Falten im Knie

Falten im Knie

Nein, beim Schilaufen ist es nicht passiert sondern beim Stiegensteigen. Ein Schnalzer, ein Schmerz – und schon hatte sich der Meniskus „vertschüsst“ (Neudeutsch).  Aber natürlich sage ich, werde ich auf meine Beinschiene und auf meine Krücken angesprochen, dass es in einem Steilhang war, Tiefschnee bis zu den Hüften, Champagnerschnee um es genauer zu beschreiben, eine falsche Belastung, und schon lag ich da. Inklusive Hubschrauber Rettung. Gottseidank, dass ich das Handy dabei hatte, den Lawinenrucksack sowieso. 

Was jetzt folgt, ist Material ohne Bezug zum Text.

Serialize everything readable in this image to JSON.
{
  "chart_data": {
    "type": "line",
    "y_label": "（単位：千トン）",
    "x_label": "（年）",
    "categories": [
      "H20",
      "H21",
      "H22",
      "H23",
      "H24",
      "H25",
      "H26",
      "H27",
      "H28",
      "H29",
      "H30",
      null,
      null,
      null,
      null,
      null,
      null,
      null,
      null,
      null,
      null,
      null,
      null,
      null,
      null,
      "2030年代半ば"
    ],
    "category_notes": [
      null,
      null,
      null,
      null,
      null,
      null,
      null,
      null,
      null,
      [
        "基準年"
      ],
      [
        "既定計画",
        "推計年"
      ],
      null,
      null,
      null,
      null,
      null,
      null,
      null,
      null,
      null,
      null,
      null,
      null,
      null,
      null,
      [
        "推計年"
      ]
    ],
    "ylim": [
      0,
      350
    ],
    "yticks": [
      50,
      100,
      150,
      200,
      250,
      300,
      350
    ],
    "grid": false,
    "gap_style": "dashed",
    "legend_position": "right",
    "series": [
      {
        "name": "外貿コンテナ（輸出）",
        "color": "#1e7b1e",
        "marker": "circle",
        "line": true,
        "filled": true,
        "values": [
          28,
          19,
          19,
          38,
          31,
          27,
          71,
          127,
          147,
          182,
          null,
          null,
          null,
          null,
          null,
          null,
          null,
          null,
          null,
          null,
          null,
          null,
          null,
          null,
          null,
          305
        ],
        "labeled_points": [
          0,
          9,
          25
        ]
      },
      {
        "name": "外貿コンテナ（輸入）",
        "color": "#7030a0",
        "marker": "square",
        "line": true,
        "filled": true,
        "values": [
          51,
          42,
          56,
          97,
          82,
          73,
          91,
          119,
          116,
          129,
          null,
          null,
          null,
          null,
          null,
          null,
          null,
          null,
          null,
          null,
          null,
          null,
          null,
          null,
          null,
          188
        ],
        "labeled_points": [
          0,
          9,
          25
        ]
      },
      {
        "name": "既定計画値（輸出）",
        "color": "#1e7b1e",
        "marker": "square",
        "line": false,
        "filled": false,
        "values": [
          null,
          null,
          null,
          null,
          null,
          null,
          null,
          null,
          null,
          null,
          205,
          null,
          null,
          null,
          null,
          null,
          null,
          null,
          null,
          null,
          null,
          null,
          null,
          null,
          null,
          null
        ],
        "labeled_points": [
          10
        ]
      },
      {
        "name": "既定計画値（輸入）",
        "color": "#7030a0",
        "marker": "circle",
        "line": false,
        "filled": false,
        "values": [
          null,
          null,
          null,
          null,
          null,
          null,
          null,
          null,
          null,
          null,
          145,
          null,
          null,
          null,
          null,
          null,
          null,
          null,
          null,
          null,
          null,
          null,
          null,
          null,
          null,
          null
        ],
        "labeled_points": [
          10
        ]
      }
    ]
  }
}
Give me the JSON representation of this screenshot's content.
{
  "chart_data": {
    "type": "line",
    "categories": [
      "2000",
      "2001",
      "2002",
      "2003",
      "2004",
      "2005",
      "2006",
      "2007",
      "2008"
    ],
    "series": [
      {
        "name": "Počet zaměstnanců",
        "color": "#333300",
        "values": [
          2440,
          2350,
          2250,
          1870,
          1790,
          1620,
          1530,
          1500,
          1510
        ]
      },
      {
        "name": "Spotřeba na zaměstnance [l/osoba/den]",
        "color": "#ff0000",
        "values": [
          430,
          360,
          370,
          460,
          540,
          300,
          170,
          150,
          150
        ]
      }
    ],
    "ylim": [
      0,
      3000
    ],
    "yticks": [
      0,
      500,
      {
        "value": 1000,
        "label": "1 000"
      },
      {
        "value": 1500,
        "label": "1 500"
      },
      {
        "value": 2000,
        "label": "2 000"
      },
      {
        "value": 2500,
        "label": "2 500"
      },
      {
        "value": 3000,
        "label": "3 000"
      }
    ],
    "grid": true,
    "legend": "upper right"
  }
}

Ach ja. Den Schirennläuferinnen dürfen wir es verdanken, dass Krücken nicht mehr auf ein höheres Alter, eine angeborene Behinderung oder eine andere Bresthaftigkeit hin deuten. Immer öfter erleiden unsere Spitzensportlerinnen Bänderrisse und Knochenbrüche, das tut mir für die Helden und Heldinnen der Nation leid, aber für uns, deren Bänder schon ausgeleiert sind, hat  es etwas Gutes. Die  Schienen über engen Leggins an den Beinen sind schick, die Krücken sind bunt und man lacht der Zukunft entgegen.  Bei der OP habe ich zugeschaut. Spannend. Ich hätte doch Chirurgin werden sollen. Mein Knie wird von Tag zu Tag besser, ich übe eisern was mir die Physiotherapeutin auftrug. Die heurige Schisaison kann ich streichen, aber Golfen wird ab Ostern wieder gehen. 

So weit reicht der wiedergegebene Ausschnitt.